Pour la première fois, nous apercevons enfin dans
ces confessions pures de tout calcul le pèlerin de
jadis et de toujours, car si les chemins, les hôtelleries,
les hôpitaux ont changé de visage, l'homme est
resté le même avec ses élans courageux pour atteindre son rêve, la limite de ses forces physiques et de
sa volonté, la joie de la réussite et l'amertume des
renoncements.
Je tiens à souligner, en terminant, ces quelques
lignes du " Padre " : "Oserai-je dire qu'après avoir
annoncé urbi et orbi l'organisation du pèlerinage et
lancé mes invitations, j'ai éprouvé quelque déception
en ne trouvant que trois étudiants au départ. "
L'Abbé Joseph Martin (devenu ensuite archevêque de Rennes) était alors Aumônier des
Etudiants Catholiques de Bordeaux. Il avait quelques
raisons de croire à la sincérité, à la force de leurs
convictions religieuses. Ces jeunes gens étaient alors
oisifs, généralement riches et pouvant se permettre un voyage a pied, d'ailleurs le moins coûteux qui
soit. L'idée avait été accueillie avec le plus grand
enthousiasme ; elle avait été abondamment rappelée
par des affiches, des circulaires, des lettres personnelles, des conversations,... Et pourtant, il n'y eut
que trois étudiants présents au rendez-vous !
J'insiste volontiers. Car il est important de savoir
que c'est un aspect constant du pèlerinage souvent
envisagé, rarement entrepris.
Je le répète : sauf les mentions de Jacquayres décédés, dans les registres paroissiaux de Gascogne, le
courant pèlerin est, de tous les divers courants d'échange entre la France et l'Espagne, celui qui a
laissé le moins de traces dans nos archives. Il fut le
moins important de tous dans la réalité. Mais, il
prédomina hautement dans le domaine idéal. C'est,
et de loin, le plus prestigieux et le plus célébré.

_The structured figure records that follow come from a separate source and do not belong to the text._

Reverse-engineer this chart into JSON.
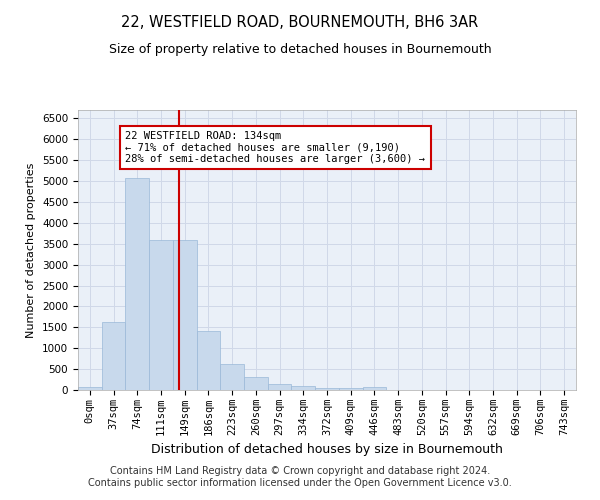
{
  "title": "22, WESTFIELD ROAD, BOURNEMOUTH, BH6 3AR",
  "subtitle": "Size of property relative to detached houses in Bournemouth",
  "xlabel": "Distribution of detached houses by size in Bournemouth",
  "ylabel": "Number of detached properties",
  "bar_labels": [
    "0sqm",
    "37sqm",
    "74sqm",
    "111sqm",
    "149sqm",
    "186sqm",
    "223sqm",
    "260sqm",
    "297sqm",
    "334sqm",
    "372sqm",
    "409sqm",
    "446sqm",
    "483sqm",
    "520sqm",
    "557sqm",
    "594sqm",
    "632sqm",
    "669sqm",
    "706sqm",
    "743sqm"
  ],
  "bar_values": [
    80,
    1630,
    5080,
    3600,
    3600,
    1420,
    620,
    305,
    155,
    95,
    55,
    55,
    60,
    0,
    0,
    0,
    0,
    0,
    0,
    0,
    0
  ],
  "bar_color": "#c8d9ec",
  "bar_edgecolor": "#9ab8d8",
  "vline_x": 3.75,
  "vline_color": "#cc0000",
  "annotation_text": "22 WESTFIELD ROAD: 134sqm\n← 71% of detached houses are smaller (9,190)\n28% of semi-detached houses are larger (3,600) →",
  "annotation_box_color": "white",
  "annotation_box_edgecolor": "#cc0000",
  "ylim": [
    0,
    6700
  ],
  "yticks": [
    0,
    500,
    1000,
    1500,
    2000,
    2500,
    3000,
    3500,
    4000,
    4500,
    5000,
    5500,
    6000,
    6500
  ],
  "grid_color": "#d0d8e8",
  "background_color": "#eaf0f8",
  "footer_line1": "Contains HM Land Registry data © Crown copyright and database right 2024.",
  "footer_line2": "Contains public sector information licensed under the Open Government Licence v3.0.",
  "title_fontsize": 10.5,
  "subtitle_fontsize": 9,
  "xlabel_fontsize": 9,
  "ylabel_fontsize": 8,
  "tick_fontsize": 7.5,
  "annotation_fontsize": 7.5,
  "footer_fontsize": 7
}
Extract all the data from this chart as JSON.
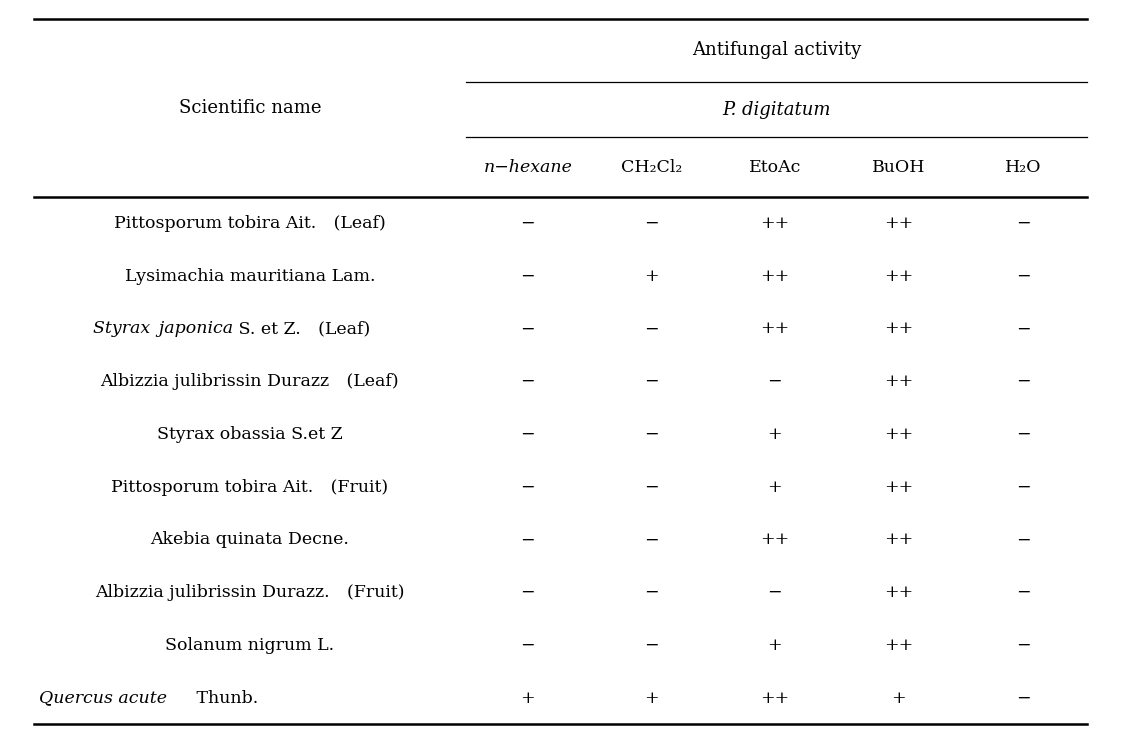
{
  "title_main": "Antifungal activity",
  "title_sub": "P. digitatum",
  "col_header_left": "Scientific name",
  "col_headers": [
    "n−hexane",
    "CH₂Cl₂",
    "EtoAc",
    "BuOH",
    "H₂O"
  ],
  "rows": [
    [
      "Pittosporum tobira Ait. (Leaf)",
      "−",
      "−",
      "++",
      "++",
      "−"
    ],
    [
      "Lysimachia mauritiana Lam.",
      "−",
      "+",
      "++",
      "++",
      "−"
    ],
    [
      "Styrax japonica S. et Z. (Leaf)",
      "−",
      "−",
      "++",
      "++",
      "−"
    ],
    [
      "Albizzia julibrissin Durazz (Leaf)",
      "−",
      "−",
      "−",
      "++",
      "−"
    ],
    [
      "Styrax obassia S.et Z",
      "−",
      "−",
      "+",
      "++",
      "−"
    ],
    [
      "Pittosporum tobira Ait. (Fruit)",
      "−",
      "−",
      "+",
      "++",
      "−"
    ],
    [
      "Akebia quinata Decne.",
      "−",
      "−",
      "++",
      "++",
      "−"
    ],
    [
      "Albizzia julibrissin Durazz. (Fruit)",
      "−",
      "−",
      "−",
      "++",
      "−"
    ],
    [
      "Solanum nigrum L.",
      "−",
      "−",
      "+",
      "++",
      "−"
    ],
    [
      "Quercus acute Thunb.",
      "+",
      "+",
      "++",
      "+",
      "−"
    ]
  ],
  "bg_color": "#ffffff",
  "text_color": "#000000",
  "line_color": "#000000",
  "fontsize_title": 13,
  "fontsize_body": 12.5,
  "fig_width": 11.23,
  "fig_height": 7.43
}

Oui : Compostelle a été pour l'immense majorité
des hommes une hantise, une obsession, tout en restant un impossible rêve.

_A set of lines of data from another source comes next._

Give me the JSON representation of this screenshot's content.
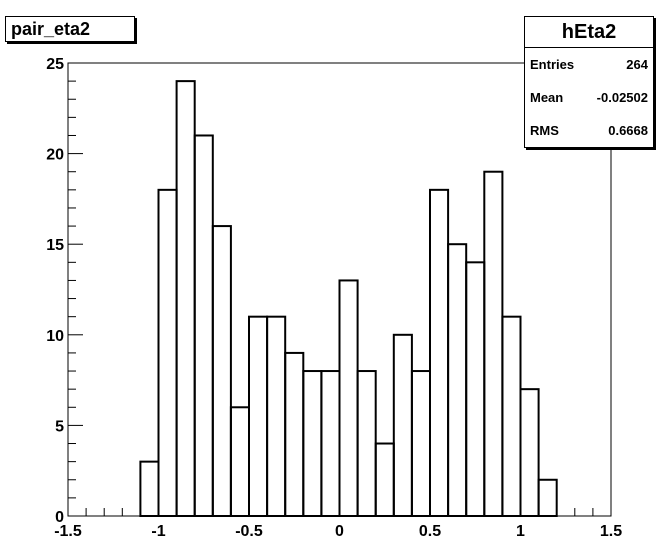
{
  "title": "pair_eta2",
  "stats": {
    "name": "hEta2",
    "rows": [
      {
        "label": "Entries",
        "value": "264"
      },
      {
        "label": "Mean",
        "value": "-0.02502"
      },
      {
        "label": "RMS",
        "value": "0.6668"
      }
    ]
  },
  "chart_data": {
    "type": "bar",
    "title": "pair_eta2",
    "xlim": [
      -1.5,
      1.5
    ],
    "ylim": [
      0,
      25
    ],
    "bin_width": 0.1,
    "x_ticks": [
      -1.5,
      -1,
      -0.5,
      0,
      0.5,
      1,
      1.5
    ],
    "x_tick_labels": [
      "-1.5",
      "-1",
      "-0.5",
      "0",
      "0.5",
      "1",
      "1.5"
    ],
    "y_ticks": [
      0,
      5,
      10,
      15,
      20,
      25
    ],
    "y_tick_labels": [
      "0",
      "5",
      "10",
      "15",
      "20",
      "25"
    ],
    "bin_low_edges": [
      -1.1,
      -1.0,
      -0.9,
      -0.8,
      -0.7,
      -0.6,
      -0.5,
      -0.4,
      -0.3,
      -0.2,
      -0.1,
      0.0,
      0.1,
      0.2,
      0.3,
      0.4,
      0.5,
      0.6,
      0.7,
      0.8,
      0.9,
      1.0,
      1.1
    ],
    "values": [
      3,
      18,
      24,
      21,
      16,
      6,
      11,
      11,
      9,
      8,
      8,
      13,
      8,
      4,
      10,
      8,
      18,
      15,
      14,
      19,
      11,
      7,
      2
    ],
    "grid": false,
    "style": "step-histogram"
  }
}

Jamais rêve ne fut plus ardent, plus universellement partagé. Au point qu'il a pu prendre corps, se
matérialiser dans le souvenir de ceux qui ne l'ont
point vécu.
Comme la geste de Roland, ce fut une grande idée.
Je ne l'expliquerai pas. Je le constate comme j'ai
constaté sans pouvoir l'expliquer la prééminence de
Notre-Dame de Lourdes sur Notre-Dame de la Goéyte,
faite d'impondérables, comme je constate comment
les historiens, dès qu'ils parlent de Saint-Jacques de
Compostelle s'enivrent d'hyperbole.
Mais non, Ami lecteur, ne nous étonnons pas :
Y -a-t-il une commune mesure entre l'épisode mineur de la mort de Roland et son immense renommée ? Ce n'était pourtant pas l'effet d'une propagande
dont le vainqueur était totalement démuni.

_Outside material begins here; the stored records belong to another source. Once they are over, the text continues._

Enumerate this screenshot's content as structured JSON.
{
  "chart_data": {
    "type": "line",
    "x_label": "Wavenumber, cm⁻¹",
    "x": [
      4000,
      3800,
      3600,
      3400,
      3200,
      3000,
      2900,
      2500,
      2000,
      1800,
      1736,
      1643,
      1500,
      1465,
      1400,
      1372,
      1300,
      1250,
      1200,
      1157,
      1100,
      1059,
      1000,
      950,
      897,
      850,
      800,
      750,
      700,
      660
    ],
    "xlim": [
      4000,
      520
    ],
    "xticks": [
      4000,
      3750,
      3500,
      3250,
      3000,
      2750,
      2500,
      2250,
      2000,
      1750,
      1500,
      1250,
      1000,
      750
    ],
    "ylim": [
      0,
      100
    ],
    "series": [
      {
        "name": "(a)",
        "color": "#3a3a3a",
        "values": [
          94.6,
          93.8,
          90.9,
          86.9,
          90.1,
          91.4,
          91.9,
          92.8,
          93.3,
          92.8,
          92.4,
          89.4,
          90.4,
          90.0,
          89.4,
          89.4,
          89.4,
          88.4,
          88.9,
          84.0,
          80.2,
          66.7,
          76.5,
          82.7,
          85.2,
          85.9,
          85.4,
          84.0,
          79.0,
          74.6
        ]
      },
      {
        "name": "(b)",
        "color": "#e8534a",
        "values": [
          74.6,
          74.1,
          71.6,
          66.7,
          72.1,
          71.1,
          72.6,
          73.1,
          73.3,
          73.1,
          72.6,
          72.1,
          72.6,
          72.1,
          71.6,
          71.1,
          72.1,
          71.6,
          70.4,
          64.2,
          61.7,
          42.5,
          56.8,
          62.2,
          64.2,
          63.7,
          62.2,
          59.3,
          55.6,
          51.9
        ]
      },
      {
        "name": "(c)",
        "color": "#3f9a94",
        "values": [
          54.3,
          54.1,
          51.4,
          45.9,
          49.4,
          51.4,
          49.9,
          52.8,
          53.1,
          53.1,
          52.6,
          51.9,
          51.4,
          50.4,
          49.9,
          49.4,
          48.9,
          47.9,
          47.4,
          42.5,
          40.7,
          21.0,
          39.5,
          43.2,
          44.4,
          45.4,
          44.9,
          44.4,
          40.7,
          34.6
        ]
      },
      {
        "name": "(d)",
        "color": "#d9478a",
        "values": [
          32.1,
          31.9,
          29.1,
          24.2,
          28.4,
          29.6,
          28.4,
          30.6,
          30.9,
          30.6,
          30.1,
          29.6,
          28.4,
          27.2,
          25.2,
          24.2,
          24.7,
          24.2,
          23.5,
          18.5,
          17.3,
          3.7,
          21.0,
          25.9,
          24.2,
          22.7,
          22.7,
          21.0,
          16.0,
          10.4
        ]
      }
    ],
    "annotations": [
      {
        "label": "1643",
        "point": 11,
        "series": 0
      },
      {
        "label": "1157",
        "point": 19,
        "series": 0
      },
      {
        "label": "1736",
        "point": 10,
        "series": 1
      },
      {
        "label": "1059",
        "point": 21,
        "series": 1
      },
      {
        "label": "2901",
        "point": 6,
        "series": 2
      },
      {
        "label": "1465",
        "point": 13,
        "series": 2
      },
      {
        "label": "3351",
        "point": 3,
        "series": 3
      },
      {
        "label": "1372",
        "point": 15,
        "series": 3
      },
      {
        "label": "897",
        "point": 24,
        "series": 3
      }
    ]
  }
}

Le Séntjacquayre, pour arriver au ciel, foulait de
ses pieds nus les chemins de Gascogne, en demandant
du pain au laboureur.
D'autres, mille fois plus nombreux, devenaient,
sans quitter leur logis, les pèlerins du rêve. Leur
chemin de Saint-Jacques, c'était la voie lactée, un
chemin de ciel fait de pure lumière, pavé d'étoiles,
sablé de nébuleuses.
Si don Quichotte et Sancho Pança restent immortels, infiniment plus vivants et plus vrais que la vraie
fille de Cervantès ayant réellement vécu, ne nous
étonnons pas de ces sillons profonds que le rêve a
tracés quelquefois dans l'Histoire des hommes.
OSMIN RICAU .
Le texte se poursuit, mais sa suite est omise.